13. Add the download button

if file.name is not None:
    csv_data = ready_df[sheet_names.index(sheet_select.value)].to_csv(index=False)

if file.name is not None:
    if normalize_col_names_checkbox.value or remove_duplicate_rows_checkbox.value:
        mr.Markdown("### Download edited sheet", position="sidebar", key='download')
        mr.Download(
            data=csv_data,
            filename=f"{normalize_column_name(sheet_select.value)}-edited.csv",
            mime="text/csv",
            label="Download as CSV",
            key=f"csv-download-{sheet_select.value}-{normalize_col_names_checkbox.value}-{remove_duplicate_rows_checkbox.value}"
        )
    else:
        clear_output()

Download renders a button in the sidebar that streams csv_data as a file when clicked. The cleaned DataFrame is serialized to CSV (without the pandas index).
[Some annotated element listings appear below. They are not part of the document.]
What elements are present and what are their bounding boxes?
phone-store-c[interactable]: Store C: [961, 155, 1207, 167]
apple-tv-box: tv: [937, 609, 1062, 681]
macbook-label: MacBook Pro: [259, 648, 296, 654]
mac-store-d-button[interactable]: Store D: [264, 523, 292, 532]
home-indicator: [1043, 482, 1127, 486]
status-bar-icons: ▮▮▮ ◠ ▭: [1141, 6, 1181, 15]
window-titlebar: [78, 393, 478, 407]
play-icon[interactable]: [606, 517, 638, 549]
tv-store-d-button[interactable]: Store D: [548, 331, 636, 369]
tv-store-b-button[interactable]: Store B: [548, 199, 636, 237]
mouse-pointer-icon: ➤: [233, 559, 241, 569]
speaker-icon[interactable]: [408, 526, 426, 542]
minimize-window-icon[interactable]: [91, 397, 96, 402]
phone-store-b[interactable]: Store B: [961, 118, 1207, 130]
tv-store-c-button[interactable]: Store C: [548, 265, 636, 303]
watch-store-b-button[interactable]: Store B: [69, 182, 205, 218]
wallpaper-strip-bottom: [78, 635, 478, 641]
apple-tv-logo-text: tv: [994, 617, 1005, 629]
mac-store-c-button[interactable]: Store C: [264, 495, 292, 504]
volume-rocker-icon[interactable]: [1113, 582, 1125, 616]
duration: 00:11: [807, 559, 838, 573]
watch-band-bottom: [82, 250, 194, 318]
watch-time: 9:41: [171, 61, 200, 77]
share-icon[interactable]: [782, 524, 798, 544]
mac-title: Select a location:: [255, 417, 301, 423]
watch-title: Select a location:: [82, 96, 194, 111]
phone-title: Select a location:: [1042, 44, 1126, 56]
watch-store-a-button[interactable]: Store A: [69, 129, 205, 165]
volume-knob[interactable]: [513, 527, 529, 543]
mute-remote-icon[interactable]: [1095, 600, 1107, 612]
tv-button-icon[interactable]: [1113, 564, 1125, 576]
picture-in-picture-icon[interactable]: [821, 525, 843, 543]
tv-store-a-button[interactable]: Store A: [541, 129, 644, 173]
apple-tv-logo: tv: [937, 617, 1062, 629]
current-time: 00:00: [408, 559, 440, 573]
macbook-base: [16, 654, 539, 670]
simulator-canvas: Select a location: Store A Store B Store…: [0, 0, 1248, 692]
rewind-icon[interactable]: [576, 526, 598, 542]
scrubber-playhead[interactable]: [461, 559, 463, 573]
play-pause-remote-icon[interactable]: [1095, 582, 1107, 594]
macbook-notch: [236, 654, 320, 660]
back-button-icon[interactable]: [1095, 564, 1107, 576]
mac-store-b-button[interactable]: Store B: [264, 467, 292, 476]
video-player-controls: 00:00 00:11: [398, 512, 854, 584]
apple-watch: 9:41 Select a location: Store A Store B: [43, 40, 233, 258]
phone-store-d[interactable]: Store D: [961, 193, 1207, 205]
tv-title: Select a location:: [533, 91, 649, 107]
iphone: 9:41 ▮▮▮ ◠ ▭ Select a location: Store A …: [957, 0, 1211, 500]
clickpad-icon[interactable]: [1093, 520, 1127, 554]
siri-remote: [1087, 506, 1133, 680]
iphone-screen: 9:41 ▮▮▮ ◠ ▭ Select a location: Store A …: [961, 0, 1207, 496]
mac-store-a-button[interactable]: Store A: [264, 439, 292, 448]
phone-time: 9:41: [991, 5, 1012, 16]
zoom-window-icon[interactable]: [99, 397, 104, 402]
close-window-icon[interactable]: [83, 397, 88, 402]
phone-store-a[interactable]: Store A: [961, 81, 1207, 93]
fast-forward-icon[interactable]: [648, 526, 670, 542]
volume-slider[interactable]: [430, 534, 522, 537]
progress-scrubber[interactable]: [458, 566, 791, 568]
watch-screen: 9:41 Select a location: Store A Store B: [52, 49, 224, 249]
Two small details worth noting:

The filename is built from normalize_column_name(sheet_select.value) so that a sheet called "Q1 Sales 2024" downloads as q1_sales_2024-edited.csv rather than something with awkward spaces or accents.
The key includes both checkbox values so the download button refreshes whenever the cleaning pipeline changes — without this, the user might end up downloading stale CSV bytes after toggling an option.

14. Run as a web app

Start the Mercury server from the folder containing the notebook:

mercury

Mercury will detect all *.ipynb files and serve them as web applications.

Notes and tips

This app exports only the currently selected sheet as CSV. If you want to export every sheet at once, build a workbook with pd.ExcelWriter and offer it with mime="application/vnd.openxmlformats-officedocument.spreadsheetml.sheet".
The two cleaning operations are intentionally minimal. Easy extensions: trim whitespace from string cells, drop fully empty columns, convert date-like text columns to proper datetimes, fill missing values with a default.
pd.read_excel is slow on large workbooks because it parses every sheet upfront. For files with many sheets, consider lazy-loading: list sheet names first, then read only the sheet the user picks.
The dynamic key pattern (f"normalize_col_names_checkbox-{sheet_select.value}") is the easiest way to reset widget state when a parent selection changes. Use it whenever a downstream widget’s meaning depends on an upstream choice.
To support older .xls files, add accept=".xlsx,.xls" to UploadFile and install xlrd alongside openpyxl.